Before he became an actor, Narcos star Wagner Moura had actually studied to become a journalist, even spending several years working at a newspaper room after graduating. “I graduated as a journalist. I worked as a journalist for a couple years before [acting]. 

Wagner Moura as Dan in The Shining Girls. Image: Apple TV.

“I have a lot of respect for the profession of journalists, especially nowadays where we have world leaders discrediting journalism and journalists are getting killed just because they’re doing their job. Or people getting informed through social media and the spread of fake news.”
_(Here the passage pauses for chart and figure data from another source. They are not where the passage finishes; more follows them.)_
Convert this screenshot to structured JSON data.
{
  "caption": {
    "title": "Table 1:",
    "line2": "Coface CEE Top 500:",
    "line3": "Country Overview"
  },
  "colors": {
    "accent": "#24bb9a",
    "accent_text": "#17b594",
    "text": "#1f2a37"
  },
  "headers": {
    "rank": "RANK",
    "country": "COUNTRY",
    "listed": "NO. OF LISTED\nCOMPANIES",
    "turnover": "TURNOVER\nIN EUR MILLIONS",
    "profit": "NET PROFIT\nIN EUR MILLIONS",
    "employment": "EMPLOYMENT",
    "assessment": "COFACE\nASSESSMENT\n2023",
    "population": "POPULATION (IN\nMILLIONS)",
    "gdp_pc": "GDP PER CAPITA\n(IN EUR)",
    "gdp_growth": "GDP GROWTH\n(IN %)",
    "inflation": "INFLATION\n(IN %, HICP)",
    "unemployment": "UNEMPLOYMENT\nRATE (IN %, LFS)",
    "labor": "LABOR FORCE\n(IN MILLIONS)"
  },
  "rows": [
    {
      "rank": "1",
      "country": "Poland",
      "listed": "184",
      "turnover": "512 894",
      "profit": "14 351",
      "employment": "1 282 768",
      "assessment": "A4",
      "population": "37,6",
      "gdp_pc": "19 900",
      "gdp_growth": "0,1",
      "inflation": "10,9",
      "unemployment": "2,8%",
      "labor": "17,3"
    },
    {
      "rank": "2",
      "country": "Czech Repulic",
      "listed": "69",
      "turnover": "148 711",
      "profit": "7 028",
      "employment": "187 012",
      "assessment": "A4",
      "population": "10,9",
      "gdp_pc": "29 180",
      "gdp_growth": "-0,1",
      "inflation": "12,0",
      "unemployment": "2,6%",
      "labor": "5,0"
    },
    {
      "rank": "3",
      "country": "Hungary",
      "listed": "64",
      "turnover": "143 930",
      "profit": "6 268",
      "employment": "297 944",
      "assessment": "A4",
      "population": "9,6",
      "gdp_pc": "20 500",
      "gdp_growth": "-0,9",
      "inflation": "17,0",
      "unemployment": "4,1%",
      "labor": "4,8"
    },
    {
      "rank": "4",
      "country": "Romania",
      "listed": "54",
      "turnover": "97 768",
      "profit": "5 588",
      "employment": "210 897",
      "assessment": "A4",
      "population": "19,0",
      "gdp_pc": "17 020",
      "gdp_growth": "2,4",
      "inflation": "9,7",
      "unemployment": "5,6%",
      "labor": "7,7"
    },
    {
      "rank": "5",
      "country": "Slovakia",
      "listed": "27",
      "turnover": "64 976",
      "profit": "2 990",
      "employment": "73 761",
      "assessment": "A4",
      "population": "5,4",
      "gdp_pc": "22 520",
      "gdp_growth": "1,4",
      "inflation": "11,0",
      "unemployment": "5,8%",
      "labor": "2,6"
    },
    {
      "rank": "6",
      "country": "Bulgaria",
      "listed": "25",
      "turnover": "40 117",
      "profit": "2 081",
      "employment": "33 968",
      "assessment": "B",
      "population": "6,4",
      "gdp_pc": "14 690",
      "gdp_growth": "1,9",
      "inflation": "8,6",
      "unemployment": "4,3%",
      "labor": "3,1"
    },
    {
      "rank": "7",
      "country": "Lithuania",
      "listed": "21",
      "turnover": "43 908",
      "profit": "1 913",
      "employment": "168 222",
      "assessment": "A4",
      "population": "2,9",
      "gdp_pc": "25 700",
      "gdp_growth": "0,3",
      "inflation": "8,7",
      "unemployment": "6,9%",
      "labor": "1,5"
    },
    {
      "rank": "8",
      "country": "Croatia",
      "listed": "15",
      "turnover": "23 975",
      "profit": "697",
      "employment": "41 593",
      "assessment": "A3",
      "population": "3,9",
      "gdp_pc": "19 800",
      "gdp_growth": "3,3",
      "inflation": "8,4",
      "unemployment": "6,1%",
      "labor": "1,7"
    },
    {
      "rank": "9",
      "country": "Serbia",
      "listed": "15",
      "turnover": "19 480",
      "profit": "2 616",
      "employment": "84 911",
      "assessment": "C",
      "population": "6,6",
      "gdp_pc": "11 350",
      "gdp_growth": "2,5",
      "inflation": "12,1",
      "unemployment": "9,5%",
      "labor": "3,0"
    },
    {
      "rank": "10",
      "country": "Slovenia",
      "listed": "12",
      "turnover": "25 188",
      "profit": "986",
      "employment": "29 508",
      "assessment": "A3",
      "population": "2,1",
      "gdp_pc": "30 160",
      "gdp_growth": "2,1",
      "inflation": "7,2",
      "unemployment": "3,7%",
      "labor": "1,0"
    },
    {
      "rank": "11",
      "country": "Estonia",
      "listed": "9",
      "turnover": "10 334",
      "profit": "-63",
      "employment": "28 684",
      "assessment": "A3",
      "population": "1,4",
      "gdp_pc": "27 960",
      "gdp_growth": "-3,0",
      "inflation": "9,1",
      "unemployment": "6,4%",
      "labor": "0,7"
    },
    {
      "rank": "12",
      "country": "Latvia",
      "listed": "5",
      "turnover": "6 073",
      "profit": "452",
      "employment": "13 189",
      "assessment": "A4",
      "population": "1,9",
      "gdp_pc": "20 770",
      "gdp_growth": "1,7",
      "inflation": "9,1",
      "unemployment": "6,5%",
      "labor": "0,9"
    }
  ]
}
So to play one in Apple TV+’s new thriller, The Shining Girls, it’s something of a full circle moment for the Brazilian actor.

Based on the best selling book by Laura Beukes, Moura plays Dan, a journalist at the Chicago-Sun Times who has just returned to work after taking a break for reasons unknown. But rather than easing back into the job, Moura’s character immediately finds himself following the trail of a murder case, assisted by the newspaper’s archivist Kirby Mazrachi, a survivor of a brutal assault and played to tense perfection by Elizabeth Moss whose attacker potentially the same one responsible for the victim Dan is investigating.

Elizabeth Moss in The Shining Girls. Image: Apple TV

Essentially a murder mystery, The Shining Girls also offers a fascinating insight into the lived world of trauma, PTSD and survival. Research has shown that our function for memory is delicate and our ability to summon them is impacted by traumatic events. It’s often the reason why rape victims are unable to recall key details or have fragmented recollections in the aftermath of their attack. In events prior to the show, Kirby – who herself was on her way to becoming a journalist like Dan – was savagely assaulted and left for dead. The impact of this is obvious – her career on hold, she holds herself apart from those around her and seems to be determined to be invisible. But Kirby’s world, we discover, isn’t real.

There’s a scene where Kirby comes home from her job and pulls out a red diary. She flips a page with a growing list of mundane details, crosses one out. Adds another. It feels like the kind of memory game one plays to keep their mind sharp. Which in some ways it is. But as the show develops, this diary of mundane data transforms into a lifeline for a woman whose world seems to suddenly shift in detail from one minute to the next.


As Dan begins to work with Kirby, the realisation that truth isn’t always black and white is a palpable message. It also means that Dan – and we, as we navigate the narrative through his eyes along with Kirby’s – are constantly left wondering what’s real and what’s not.

Which if you’re a journalist the calibre of which Dan is allegedly meant to be in the show, this is a problem. A particular skill that’s key to the job is the ability to distinguish fact from fiction. For a journalist, facts and the ability to recall information are paramount. They are the bread and butter to effectively doing your job. But as we soon find out early on in the show’s first episode facts are malleable and memories are to be approached with caution.

The Shining Girls.

“The hardest thing for him, for Dan, is to believe Kirby,” says Moura. “Because things that she says to him don’t make any sense. I wouldn’t believe her if I was him! But there is something about her – something about this woman that seems right.

“[When we meet him] Dan Dan is struggling to get his life back on track again,” Moura says. “He was a guy who used to have a column and now no one really cares about him. And he sees this dead body as a means to achieve that. But his relationship with Kirby starts to become closer, it’s not about that anymore.”

Rather, it becomes an act of catharsis for the both of them.

The Shining Girls is streaming on Apple TV+ from April 29.